Quando incontri un partner, reduce dell’ assenza genitoriale, vivi la frustrazione delle assenze subite, ti da pagare e riempire tutti i suoi vuoti subiti, non gli basti mai gli manchi sempre, anche quando ci sei, ne avverte il vuoto sempre. In realtà gli manca ciò che non c’è mai stato nel passato, e l’ assenza abbandonica attuale, altro non è se non la punta dell’ iceberg. Manca sempre un assente primario, eccellente, una matrice fondamentale. Tanto più grande è l’ assenza di una figura genitoriale, tanta più avrà una importanza privilegiata una minima assenza di oggi.
Chi è costretto a fare da genitore al proprio, intossica il suo ruolo, si immette su una corsia preferenziale futura, ovvero cercare un partner che fosse un figlio da accudire. La vita diviene una immolazione sfiancante, una malattia.
Una lettera scritta ad un padre o ad un partner, rappresenta quella sfida per mappare la propria storia relazionale, per poter ripercorrere la storia del proprio sacrificio. Serve a delineare tutto ciò che mai si è potuto scegliere, per svelare quella sacra consapevolezza che la vita, oggi, potrà ancora essere scelta, spaccando quelle patologiche catene di obblighi e di ruoli inadeguati non più opportuni nel presente.
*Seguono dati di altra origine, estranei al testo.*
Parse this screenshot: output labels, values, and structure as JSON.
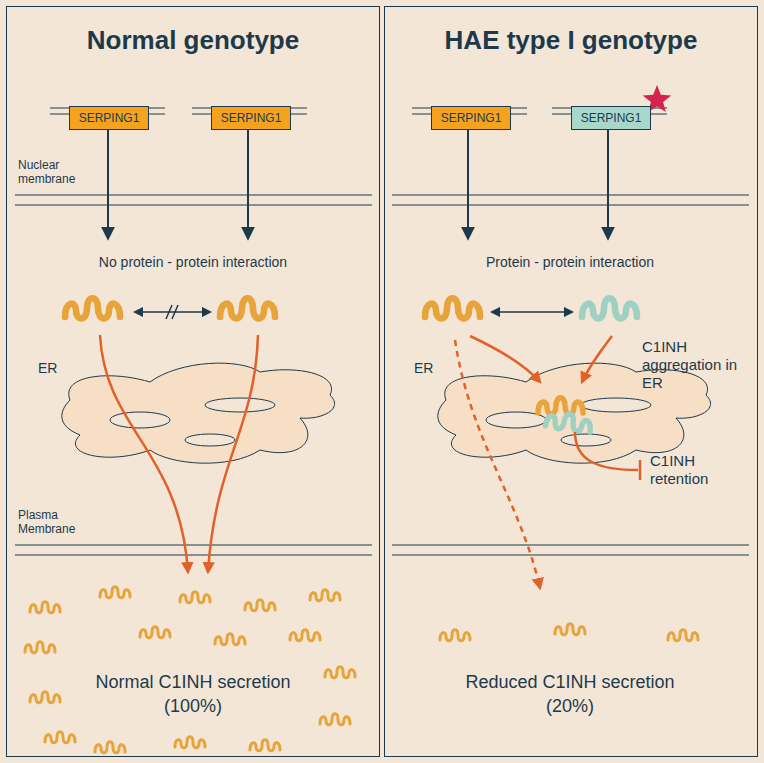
{
  "diagram": {
    "nodes": [
      {
        "text": [
          "Normal genotype"
        ]
      },
      {
        "text": [
          "SERPING1"
        ],
        "in": 0
      },
      {
        "text": [
          "SERPING1"
        ],
        "in": 0
      },
      {
        "text": [
          "HAE type I genotype"
        ]
      },
      {
        "text": [
          "SERPING1"
        ],
        "in": 3
      },
      {
        "text": [
          "SERPING1"
        ],
        "in": 3
      }
    ],
    "labels": [
      "Nuclear membrane",
      "No protein - protein interaction",
      "ER",
      "Plasma Membrane",
      "Normal C1INH secretion",
      "(100%)",
      "Protein - protein interaction",
      "ER",
      "C1INH aggregation in ER",
      "C1INH retention",
      "Reduced C1INH secretion",
      "(20%)"
    ]
  }
}
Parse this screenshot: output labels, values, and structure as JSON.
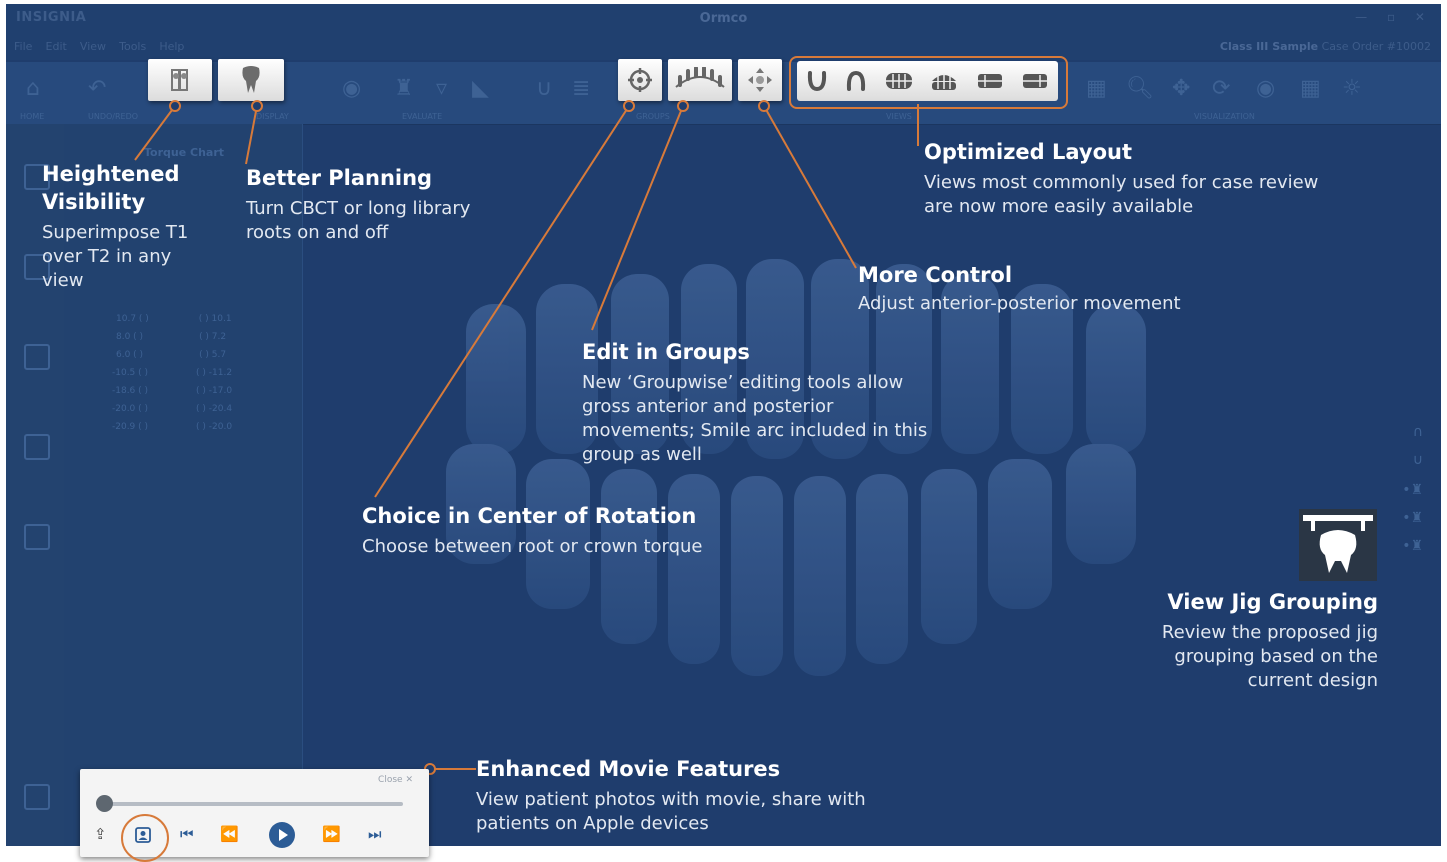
{
  "app": {
    "brand": "INSIGNIA",
    "title": "Ormco",
    "menu": [
      "File",
      "Edit",
      "View",
      "Tools",
      "Help"
    ],
    "case_label": "Class III Sample",
    "case_order": "Case Order #10002"
  },
  "toolbar": {
    "group_labels": [
      "Home",
      "Undo/Redo",
      "Display",
      "Evaluate",
      "Groups",
      "Views",
      "Visualization"
    ]
  },
  "torque_chart": {
    "title": "Torque Chart",
    "rows": [
      [
        "10.7 ( )",
        "( ) 10.1"
      ],
      [
        "8.0 ( )",
        "( ) 7.2"
      ],
      [
        "6.0 ( )",
        "( ) 5.7"
      ],
      [
        "-10.5 ( )",
        "( ) -11.2"
      ],
      [
        "-18.6 ( )",
        "( ) -17.0"
      ],
      [
        "-20.0 ( )",
        "( ) -20.4"
      ],
      [
        "-20.9 ( )",
        "( ) -20.0"
      ]
    ]
  },
  "callouts": {
    "heightened": {
      "title": "Heightened Visibility",
      "desc": "Superimpose T1 over T2 in any view"
    },
    "planning": {
      "title": "Better Planning",
      "desc": "Turn CBCT or long library roots on and off"
    },
    "optimized": {
      "title": "Optimized Layout",
      "desc": "Views most commonly used for case review are now more easily available"
    },
    "control": {
      "title": "More Control",
      "desc": "Adjust anterior-posterior movement"
    },
    "groups": {
      "title": "Edit in Groups",
      "desc": "New ‘Groupwise’ editing tools allow gross anterior and posterior movements; Smile arc included in this group as well"
    },
    "rotation": {
      "title": "Choice in Center of Rotation",
      "desc": "Choose between root or crown torque"
    },
    "jig": {
      "title": "View Jig Grouping",
      "desc": "Review the proposed jig grouping based on the current design"
    },
    "movie": {
      "title": "Enhanced Movie Features",
      "desc": "View patient photos with movie, share with patients on Apple devices"
    }
  },
  "player": {
    "close_label": "Close"
  },
  "colors": {
    "background": "#1f3d6d",
    "accent_orange": "#d77a3a",
    "title_text": "#ffffff"
  }
}
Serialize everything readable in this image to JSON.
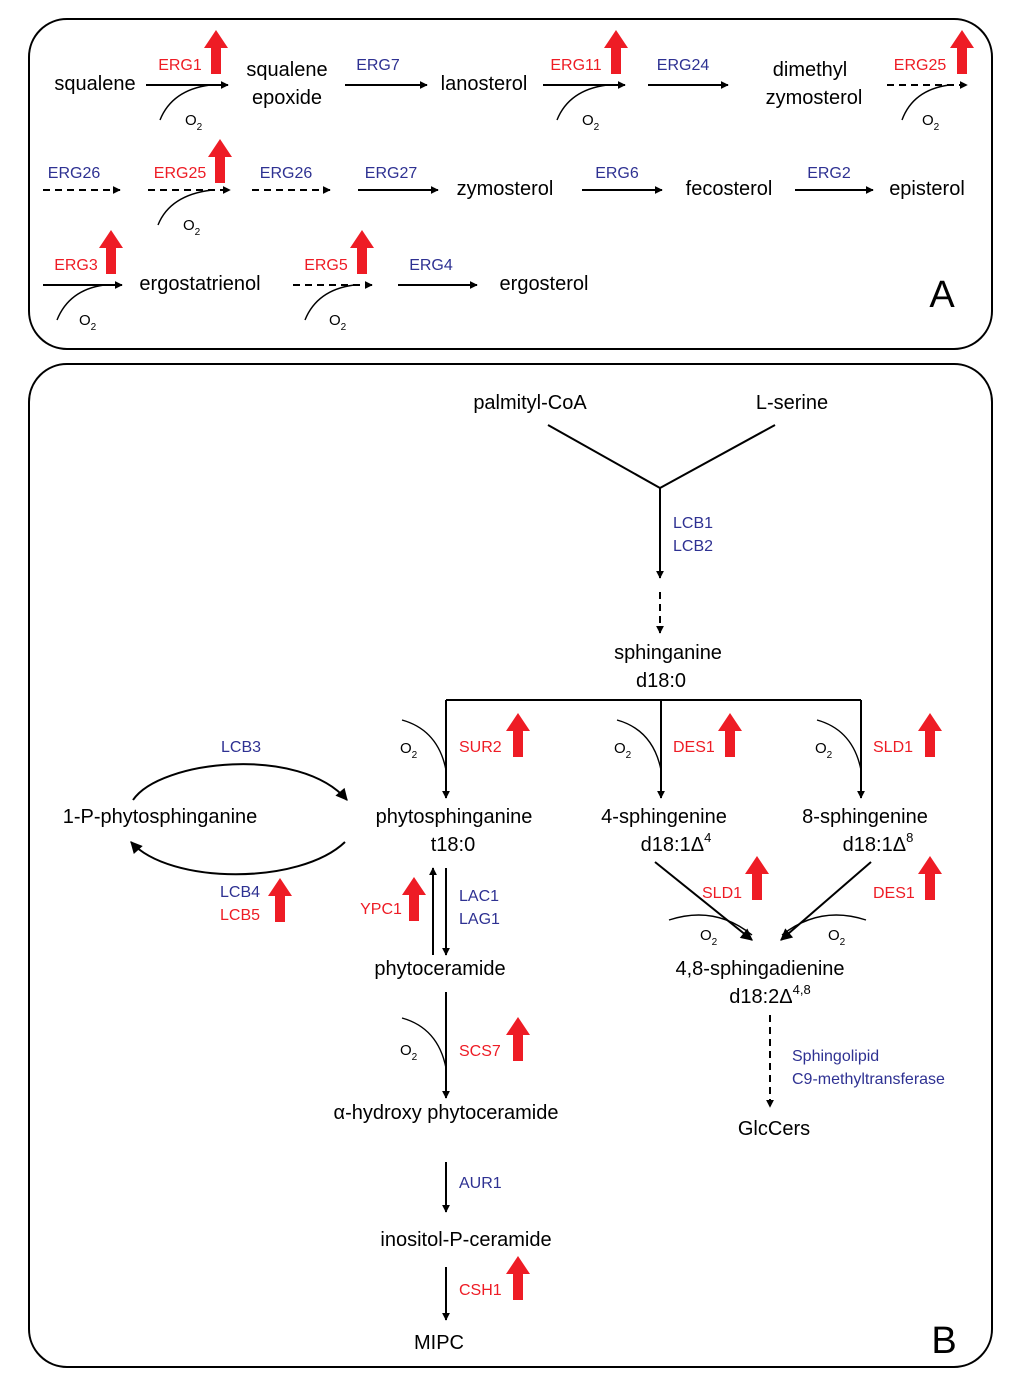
{
  "colors": {
    "upregulated": "#ee1c25",
    "enzyme": "#2e3192",
    "metabolite": "#000000"
  },
  "icons": {
    "upregulation": "red-up-arrow-icon"
  },
  "oxygen": {
    "base": "O",
    "sub": "2"
  },
  "panelA": {
    "label": "A",
    "metabolites": {
      "squalene": "squalene",
      "squalene_epoxide_1": "squalene",
      "squalene_epoxide_2": "epoxide",
      "lanosterol": "lanosterol",
      "dimethyl_zymosterol_1": "dimethyl",
      "dimethyl_zymosterol_2": "zymosterol",
      "zymosterol": "zymosterol",
      "fecosterol": "fecosterol",
      "episterol": "episterol",
      "ergostatrienol": "ergostatrienol",
      "ergosterol": "ergosterol"
    },
    "enzymes": {
      "erg1": "ERG1",
      "erg7": "ERG7",
      "erg11": "ERG11",
      "erg24": "ERG24",
      "erg25_a": "ERG25",
      "erg26_a": "ERG26",
      "erg25_b": "ERG25",
      "erg26_b": "ERG26",
      "erg27": "ERG27",
      "erg6": "ERG6",
      "erg2": "ERG2",
      "erg3": "ERG3",
      "erg5": "ERG5",
      "erg4": "ERG4"
    }
  },
  "panelB": {
    "label": "B",
    "metabolites": {
      "palmityl_coa": "palmityl-CoA",
      "l_serine": "L-serine",
      "sphinganine": "sphinganine",
      "sphinganine_code": "d18:0",
      "phytosphinganine": "phytosphinganine",
      "phytosphinganine_code": "t18:0",
      "p_phytosphinganine": "1-P-phytosphinganine",
      "sphingenine4": "4-sphingenine",
      "sphingenine4_code": "d18:1Δ",
      "sphingenine4_sup": "4",
      "sphingenine8": "8-sphingenine",
      "sphingenine8_code": "d18:1Δ",
      "sphingenine8_sup": "8",
      "sphingadienine": "4,8-sphingadienine",
      "sphingadienine_code": "d18:2Δ",
      "sphingadienine_sup": "4,8",
      "glccers": "GlcCers",
      "phytoceramide": "phytoceramide",
      "a_hydroxy_phytoceramide": "α-hydroxy phytoceramide",
      "inositol_p_ceramide": "inositol-P-ceramide",
      "mipc": "MIPC"
    },
    "enzymes": {
      "lcb1": "LCB1",
      "lcb2": "LCB2",
      "lcb3": "LCB3",
      "lcb4": "LCB4",
      "lcb5": "LCB5",
      "sur2": "SUR2",
      "des1_a": "DES1",
      "sld1_a": "SLD1",
      "sld1_b": "SLD1",
      "des1_b": "DES1",
      "ypc1": "YPC1",
      "lac1": "LAC1",
      "lag1": "LAG1",
      "scs7": "SCS7",
      "aur1": "AUR1",
      "csh1": "CSH1",
      "smt_1": "Sphingolipid",
      "smt_2": "C9-methyltransferase"
    }
  }
}
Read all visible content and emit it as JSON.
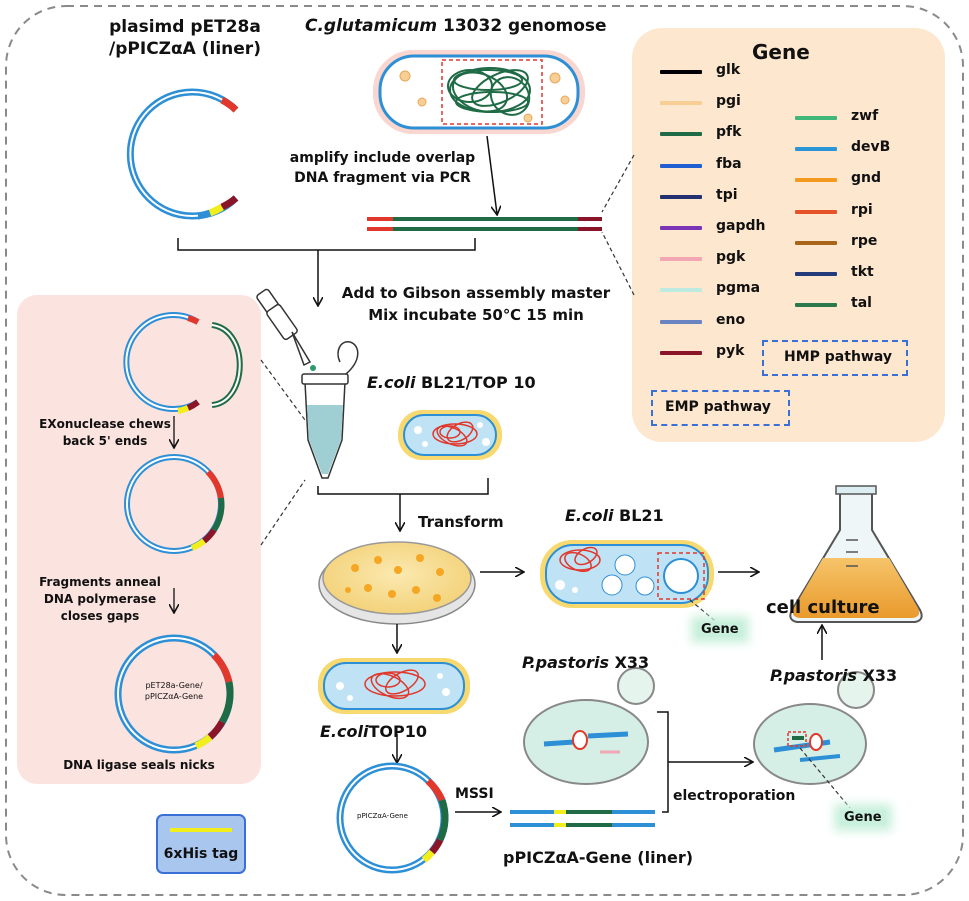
{
  "titles": {
    "plasmid_line1": "plasimd pET28a",
    "plasmid_line2": "/pPICZαA (liner)",
    "genome_species": "C.glutamicum",
    "genome_rest": "13032 genomose",
    "pcr_line1": "amplify include overlap",
    "pcr_line2": "DNA fragment via PCR",
    "gibson_line1": "Add to Gibson assembly master",
    "gibson_line2": "Mix incubate 50℃ 15 min",
    "ecoli_species": "E.coli",
    "ecoli_strains": "BL21/TOP 10",
    "transform": "Transform",
    "ecoli_bl21_species": "E.coli",
    "ecoli_bl21_strain": "BL21",
    "cell_culture": "cell culture",
    "ecoli_top10_species": "E.coli",
    "ecoli_top10_strain": "TOP10",
    "pastoris_species": "P.pastoris",
    "pastoris_strain": "X33",
    "pastoris2_species": "P.pastoris",
    "pastoris2_strain": "X33",
    "mssi": "MSSI",
    "electroporation": "electroporation",
    "linear_product": "pPICZαA-Gene (liner)",
    "gene_tag_1": "Gene",
    "gene_tag_2": "Gene",
    "plasmid_small_label": "pPICZαA-Gene",
    "his_tag": "6xHis tag"
  },
  "gibson_panel": {
    "step1_line1": "EXonuclease chews",
    "step1_line2": "back 5' ends",
    "step2_line1": "Fragments anneal",
    "step2_line2": "DNA polymerase",
    "step2_line3": "closes gaps",
    "final_label_line1": "pET28a-Gene/",
    "final_label_line2": "pPICZαA-Gene",
    "step3": "DNA ligase seals nicks"
  },
  "legend": {
    "title": "Gene",
    "emp_genes": [
      {
        "name": "glk",
        "color": "#000000"
      },
      {
        "name": "pgi",
        "color": "#f7cf95"
      },
      {
        "name": "pfk",
        "color": "#1e6b46"
      },
      {
        "name": "fba",
        "color": "#1f5fd1"
      },
      {
        "name": "tpi",
        "color": "#233070"
      },
      {
        "name": "gapdh",
        "color": "#7a34b5"
      },
      {
        "name": "pgk",
        "color": "#f2a7b4"
      },
      {
        "name": "pgma",
        "color": "#bdebdf"
      },
      {
        "name": "eno",
        "color": "#6a84c2"
      },
      {
        "name": "pyk",
        "color": "#8b1528"
      }
    ],
    "hmp_genes": [
      {
        "name": "zwf",
        "color": "#3fb87a"
      },
      {
        "name": "devB",
        "color": "#2b95d6"
      },
      {
        "name": "gnd",
        "color": "#f29a1f"
      },
      {
        "name": "rpi",
        "color": "#e6532a"
      },
      {
        "name": "rpe",
        "color": "#a8651a"
      },
      {
        "name": "tkt",
        "color": "#243a7a"
      },
      {
        "name": "tal",
        "color": "#2a7a4e"
      }
    ],
    "hmp_label": "HMP pathway",
    "emp_label": "EMP pathway"
  },
  "colors": {
    "plasmid_blue": "#2d8fd6",
    "insert_green": "#1e6b46",
    "overlap_red": "#e2372b",
    "overlap_darkred": "#8b1528",
    "his_yellow": "#f2ee1c",
    "panel_pink": "#fbe3df",
    "legend_peach": "#fde7cf",
    "cell_blue": "#bfe3f5"
  }
}
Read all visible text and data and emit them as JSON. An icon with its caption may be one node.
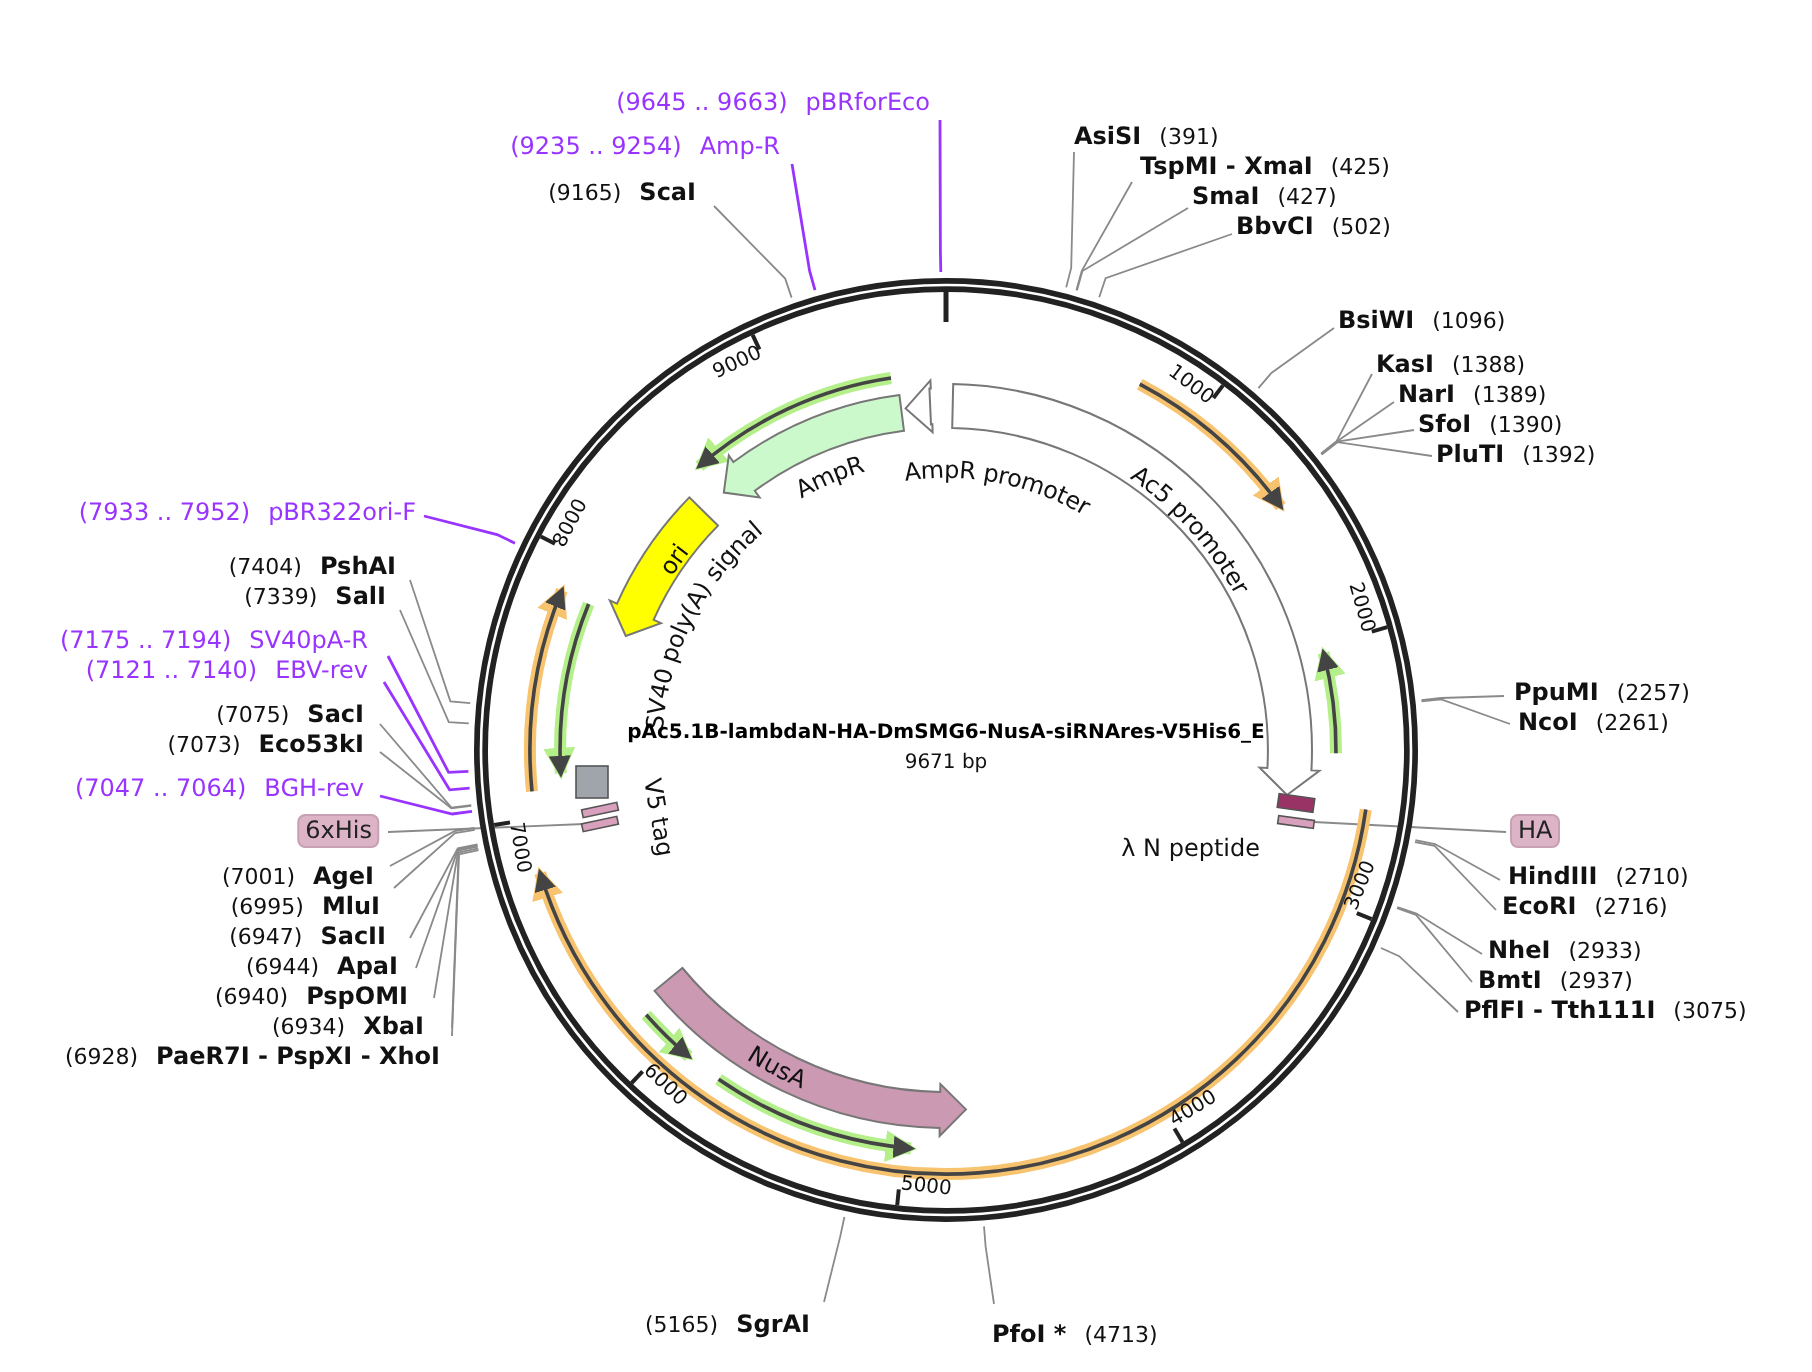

Un serio ed assiduo lavoro analitico, correlato ai suoi strumenti di lavoro, come una psicoterapia individuale, una gruppo analitica, la lettera analitica, i rispecchiamenti, i de condizionamenti, gli psicodrammi, ect ect, hanno il compito di esaltare la consapevolezza, per accellerare le risposte e i cambiamenti, chiarire i ruoli e i modelli di riferimento, servono a spezzare quella circolarità viziosa generazionale, che passa la malattia, come un un testimone da genitori a figli, fissando proprie attitudini, propri talenti ed obiettivi per tornare alla propria progettualità e protagonismo.
Tutto ciò non è affatto facile, è molto complesso, ma non impossibile, non ci sono miracoli da compiere, specialmente se ci sono interruzioni del trattamento, quando a lavoraci resta solo lo psicoterapeuta, bisogna volerlo, con grinta ed audacia, abbattendo la flemma e gli automatismi, con tenacia e continuità terapeutica, si riesce a realizzare il ritorno alla salute e la propria metamorfosi, perché si fanno i conti con gli stili di vita, con le rigidi abitudini e le sedimentazioni dei ruoli indossati errati, per scollare di dosso tutto ciò che non è proprio, si ritorna alla salute del proprio protagonismo.